Alla prima occasione tanti genitori si dichiarano “moderni e aperti”; sostengono di essere, per i loro figli, innanzitutto degli amici con cui ridere e condividere e, spesso, sostengono di non chiedere niente, ma di desiderare solo “di vederli felici”. Poi però, negli studi di psicoterapia, si presentano molti ragazzi e ragazze incagliati in sintomi psichici e psicosomatici in crisi esistenziali del tutto simili a quelle di qualche decennio fa.

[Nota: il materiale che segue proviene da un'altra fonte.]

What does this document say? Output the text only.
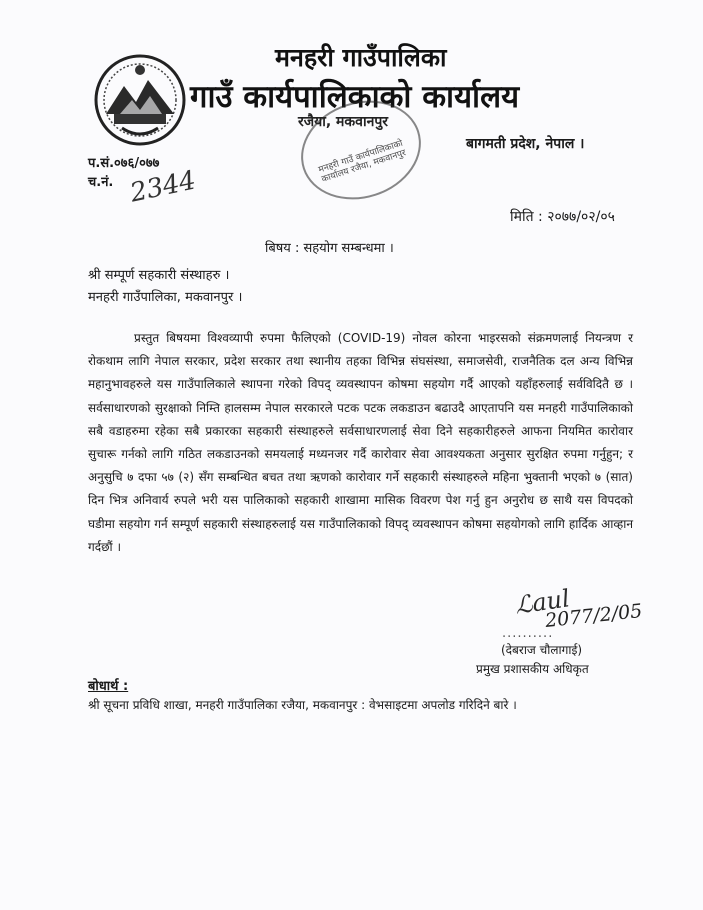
मनहरी गाउँपालिका
गाउँ कार्यपालिकाको कार्यालय
रजैया, मकवानपुर
बागमती प्रदेश, नेपाल ।
मनहरी गाउँ कार्यपालिकाको कार्यालय रजैया, मकवानपुर
प.सं.०७६/०७७
च.नं. 2344
मिति : २०७७/०२/०५
बिषय : सहयोग सम्बन्धमा ।
श्री सम्पूर्ण सहकारी संस्थाहरु ।
मनहरी गाउँपालिका, मकवानपुर ।
प्रस्तुत बिषयमा विश्वव्यापी रुपमा फैलिएको (COVID-19) नोवल कोरना भाइरसको संक्रमणलाई नियन्त्रण र रोकथाम लागि नेपाल सरकार, प्रदेश सरकार तथा स्थानीय तहका विभिन्न संघसंस्था, समाजसेवी, राजनैतिक दल अन्य विभिन्न महानुभावहरुले यस गाउँपालिकाले स्थापना गरेको विपद् व्यवस्थापन कोषमा सहयोग गर्दै आएको यहाँहरुलाई सर्वविदितै छ । सर्वसाधारणको सुरक्षाको निम्ति हालसम्म नेपाल सरकारले पटक पटक लकडाउन बढाउदै आएतापनि यस मनहरी गाउँपालिकाको सबै वडाहरुमा रहेका सबै प्रकारका सहकारी संस्थाहरुले सर्वसाधारणलाई सेवा दिने सहकारीहरुले आफना नियमित कारोवार सुचारू गर्नको लागि गठित लकडाउनको समयलाई मध्यनजर गर्दै कारोवार सेवा आवश्यकता अनुसार सुरक्षित रुपमा गर्नुहुन; र अनुसुचि ७ दफा ५७ (२) सँग सम्बन्धित बचत तथा ऋणको कारोवार गर्ने सहकारी संस्थाहरुले महिना भुक्तानी भएको ७ (सात) दिन भित्र अनिवार्य रुपले भरी यस पालिकाको सहकारी शाखामा मासिक विवरण पेश गर्नु हुन अनुरोध छ साथै यस विपदको घडीमा सहयोग गर्न सम्पूर्ण सहकारी संस्थाहरुलाई यस गाउँपालिकाको विपद् व्यवस्थापन कोषमा सहयोगको लागि हार्दिक आव्हान गर्दछौं ।
ℒaul
2077/2/05
..........
(देबराज चौलागाई)
प्रमुख प्रशासकीय अधिकृत
बोधार्थ :
श्री सूचना प्रविधि शाखा, मनहरी गाउँपालिका रजैया, मकवानपुर : वेभसाइटमा अपलोड गरिदिने बारे ।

In pratica, pur nella diversità del contesto, gli schemi che producono il malessere sono gli stessi: un conflitto insanabile con i genitori legato al futuro e allo studio: se continuare a studiare oppure no; quale tipo di studio; quale andamento scolastico; quali prospettive alla luce dei risultati. Ma il risultato vero è che i figli si bloccano, o nello studio o nella vita, con una matassa di malessere che si complica sempre più.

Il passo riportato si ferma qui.